Although the IEA does not provide a specific breakdown of contributions by individual countries, the total amount needed equates to each person on the planet contributing $560 annually toward achieving net zero emissions. It’s likely that a significant portion of this investment will come from developed countries, implying that the actual expenditure in the Western world may be even higher.
This substantial financial commitment is necessary to facilitate the growth of clean energy technologies such as solar panels and electric vehicles, essential for curtailing global temperature increases to 1.5 degrees Celsius in this century. Notably, this estimate comes in the wake of Rishi Sunak’s recent statement in which he expressed concerns about the “unacceptable costs” associated with the net zero target and delayed several key environmental policies.
Prime Minister Sunak postponed the ban on new petrol car sales from 2030 to 2035 and extended the ban on new oil boiler sales from 2026 to 2035. He stressed the importance of honesty and realism regarding the expenses tied to achieving net zero emissions. This is particularly pertinent as temperatures continue to reach record levels, with global averages currently exceeding 1.1 degrees Celsius compared to the pre-industrial baseline.
Despite these challenges, the IEA remains optimistic, citing record growth in clean energy technology as evidence that limiting global temperature increases to 1.5 degrees Celsius is still attainable. However, this would necessitate a substantial increase in spending. Currently, governments and organizations worldwide are projected to spend $1.8 trillion (£1.5 trillion) on the transition to cleaner energy this year. According to the IEA’s projections, this spending must more than double by the end of this decade.

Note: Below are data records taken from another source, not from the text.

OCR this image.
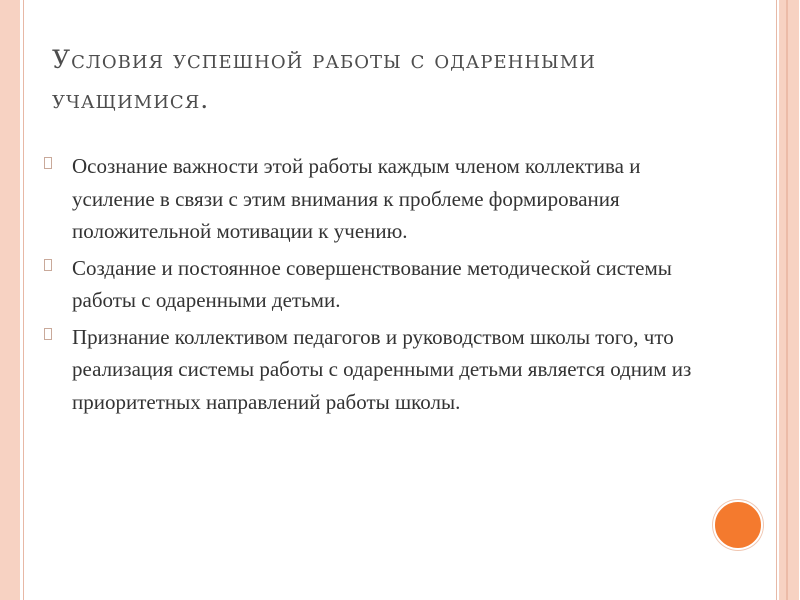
Условия успешной работы с одаренными учащимися.
Осознание важности этой работы каждым членом коллектива и усиление в связи с этим внимания к проблеме формирования положительной мотивации к учению.
Создание и постоянное совершенствование методической системы работы с одаренными детьми.
Признание коллективом педагогов и руководством школы того, что реализация системы работы с одаренными детьми является одним из приоритетных направлений работы школы.
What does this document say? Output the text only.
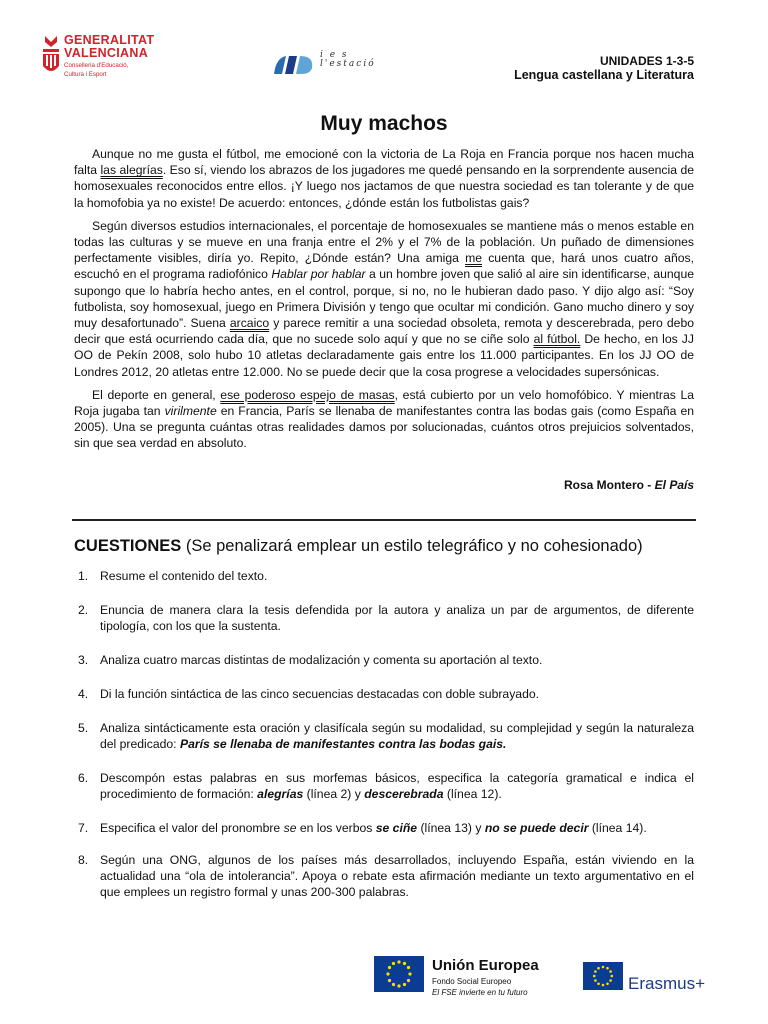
GENERALITAT
VALENCIANA
Conselleria d'Educació,
Cultura i Esport
i e s
l'estació	UNIDADES 1-3-5
Lengua castellana y Literatura
Muy machos

Aunque no me gusta el fútbol, me emocioné con la victoria de La Roja en Francia porque nos hacen mucha falta las alegrías. Eso sí, viendo los abrazos de los jugadores me quedé pensando en la sorprendente ausencia de homosexuales reconocidos entre ellos. ¡Y luego nos jactamos de que nuestra sociedad es tan tolerante y de que la homofobia ya no existe! De acuerdo: entonces, ¿dónde están los futbolistas gais?

Según diversos estudios internacionales, el porcentaje de homosexuales se mantiene más o menos estable en todas las culturas y se mueve en una franja entre el 2% y el 7% de la población. Un puñado de dimensiones perfectamente visibles, diría yo. Repito, ¿Dónde están? Una amiga me cuenta que, hará unos cuatro años, escuchó en el programa radiofónico Hablar por hablar a un hombre joven que salió al aire sin identificarse, aunque supongo que lo habría hecho antes, en el control, porque, si no, no le hubieran dado paso. Y dijo algo así: “Soy futbolista, soy homosexual, juego en Primera División y tengo que ocultar mi condición. Gano mucho dinero y soy muy desafortunado”. Suena arcaico y parece remitir a una sociedad obsoleta, remota y descerebrada, pero debo decir que está ocurriendo cada día, que no sucede solo aquí y que no se ciñe solo al fútbol. De hecho, en los JJ OO de Pekín 2008, solo hubo 10 atletas declaradamente gais entre los 11.000 participantes. En los JJ OO de Londres 2012, 20 atletas entre 12.000. No se puede decir que la cosa progrese a velocidades supersónicas.

El deporte en general, ese poderoso espejo de masas, está cubierto por un velo homofóbico. Y mientras La Roja jugaba tan virilmente en Francia, París se llenaba de manifestantes contra las bodas gais (como España en 2005). Una se pregunta cuántas otras realidades damos por solucionadas, cuántos otros prejuicios solventados, sin que sea verdad en absoluto.

Rosa Montero - El País
CUESTIONES (Se penalizará emplear un estilo telegráfico y no cohesionado)
1. Resume el contenido del texto.
2. Enuncia de manera clara la tesis defendida por la autora y analiza un par de argumentos, de diferente tipología, con los que la sustenta.
3. Analiza cuatro marcas distintas de modalización y comenta su aportación al texto.
4. Di la función sintáctica de las cinco secuencias destacadas con doble subrayado.
5. Analiza sintácticamente esta oración y clasifícala según su modalidad, su complejidad y según la naturaleza del predicado: París se llenaba de manifestantes contra las bodas gais.
6. Descompón estas palabras en sus morfemas básicos, especifica la categoría gramatical e indica el procedimiento de formación: alegrías (línea 2) y descerebrada (línea 12).
7. Especifica el valor del pronombre se en los verbos se ciñe (línea 13) y no se puede decir (línea 14).
8. Según una ONG, algunos de los países más desarrollados, incluyendo España, están viviendo en la actualidad una “ola de intolerancia”. Apoya o rebate esta afirmación mediante un texto argumentativo en el que emplees un registro formal y unas 200-300 palabras.
Unión Europea
Fondo Social Europeo
El FSE invierte en tu futuro	Erasmus+
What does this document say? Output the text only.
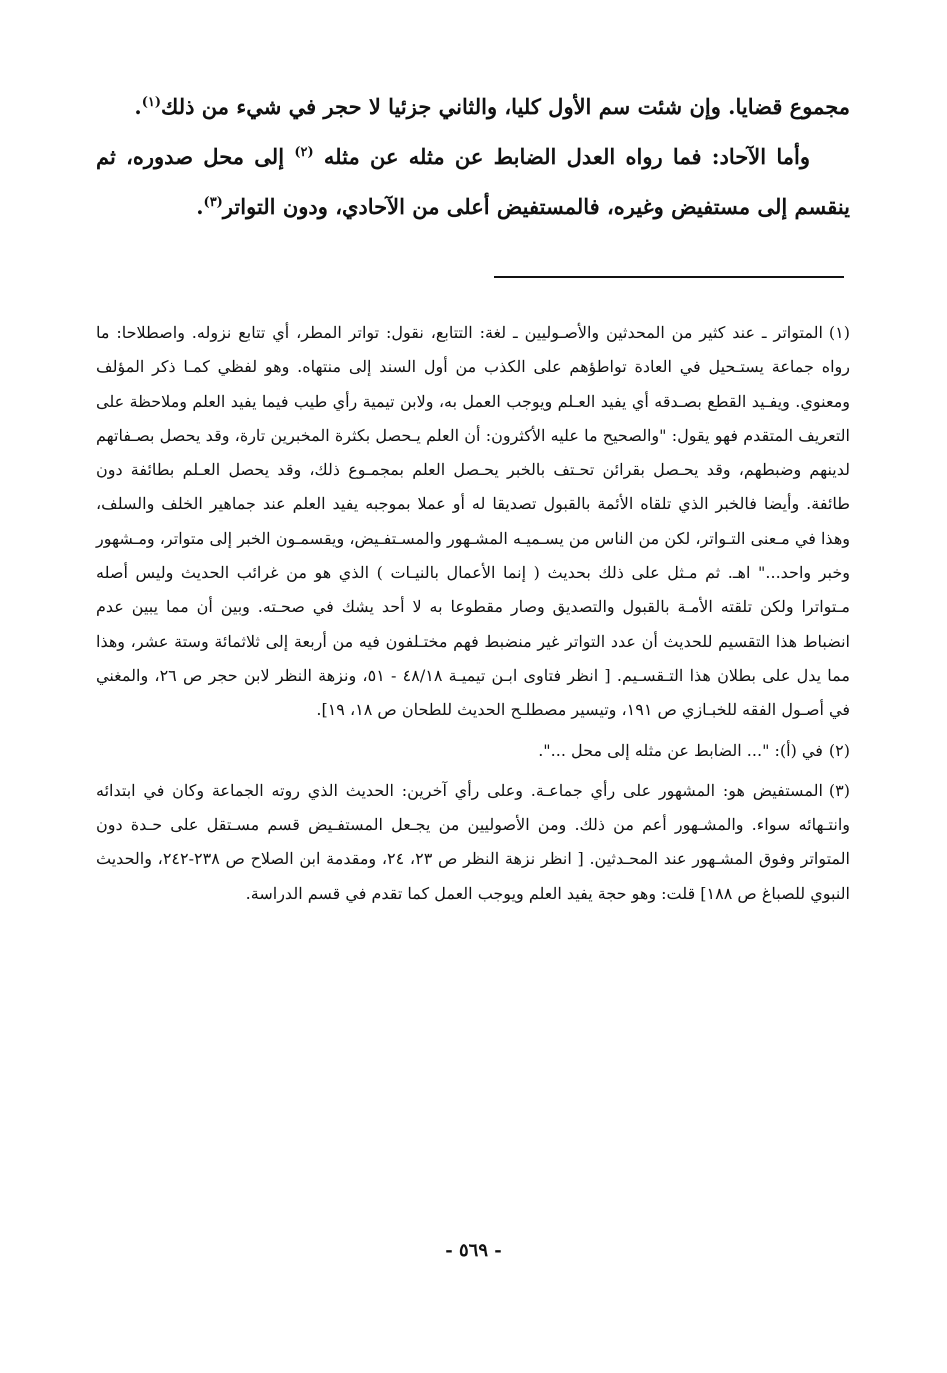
مجموع قضايا. وإن شئت سم الأول كليا، والثاني جزئيا لا حجر في شيء من ذلك$^{(١)}$.

وأما الآحاد: فما رواه العدل الضابط عن مثله عن مثله $^{(٢)}$ إلى محل صدوره، ثم ينقسم إلى مستفيض وغيره، فالمستفيض أعلى من الآحادي، ودون التواتر$^{(٣)}$.

(١)المتواتر ـ عند كثير من المحدثين والأصـوليين ـ لغة: التتابع، نقول: تواتر المطر، أي تتابع نزوله. واصطلاحا: ما رواه جماعة يستـحيل في العادة تواطؤهم على الكذب من أول السند إلى منتهاه. وهو لفظي كمـا ذكر المؤلف ومعنوي. ويفـيد القطع بصـدقه أي يفيد العـلم ويوجب العمل به، ولابن تيمية رأي طيب فيما يفيد العلم وملاحظة على التعريف المتقدم فهو يقول: "والصحيح ما عليه الأكثرون: أن العلم يـحصل بكثرة المخبرين تارة، وقد يحصل بصـفاتهم لدينهم وضبطهم، وقد يحـصل بقرائن تحـتف بالخبر يحـصل العلم بمجمـوع ذلك، وقد يحصل العـلم بطائفة دون طائفة. وأيضا فالخبر الذي تلقاه الأئمة بالقبول تصديقا له أو عملا بموجبه يفيد العلم عند جماهير الخلف والسلف، وهذا في مـعنى التـواتر، لكن من الناس من يسـميـه المشـهور والمسـتفـيض، ويقسمـون الخبر إلى متواتر، ومـشهور وخبر واحد..." اهـ. ثم مـثل على ذلك بحديث ( إنما الأعمال بالنيـات ) الذي هو من غرائب الحديث وليس أصله مـتواترا ولكن تلقته الأمـة بالقبول والتصديق وصار مقطوعا به لا أحد يشك في صحـته. وبين أن مما يبين عدم انضباط هذا التقسيم للحديث أن عدد التواتر غير منضبط فهم مختـلفون فيه من أربعة إلى ثلاثمائة وستة عشر، وهذا مما يدل على بطلان هذا التـقسـيم. [ انظر فتاوى ابـن تيميـة ٤٨/١٨ - ٥١، ونزهة النظر لابن حجر ص ٢٦، والمغني في أصـول الفقه للخبـازي ص ١٩١، وتيسير مصطلـح الحديث للطحان ص ١٨، ١٩].

(٢)في (أ): "... الضابط عن مثله إلى محل ...".

(٣)المستفيض هو: المشهور على رأي جماعـة. وعلى رأي آخرين: الحديث الذي روته الجماعة وكان في ابتدائه وانتـهائه سواء. والمشـهور أعم من ذلك. ومن الأصوليين من يجـعل المستفـيض قسم مسـتقل على حـدة دون المتواتر وفوق المشـهور عند المحـدثين. [ انظر نزهة النظر ص ٢٣، ٢٤، ومقدمة ابن الصلاح ص ٢٣٨-٢٤٢، والحديث النبوي للصباغ ص ١٨٨] قلت: وهو حجة يفيد العلم ويوجب العمل كما تقدم في قسم الدراسة.

- ٥٦٩ -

In its updated Net Zero Roadmap, the IEA outlines key steps, including tripling global renewable energy capacity, doubling the rate of annual energy efficiency improvements, boosting heat pump sales, and increasing the adoption of electric vehicles by 2030. Implementing these measures, along with achieving a 75% reduction in methane emissions in the energy sector, could account for 80% of the emissions reductions needed by 2030.
Fatih Birol, the Executive Director of the IEA, stressed the urgency of international cooperation in addressing this challenge, stating that keeping alive the goal of limiting global warming to 1.5 degrees Celsius requires the world to come together quickly. He also emphasized the importance of separating climate action from geopolitical issues, given the magnitude of the task at hand.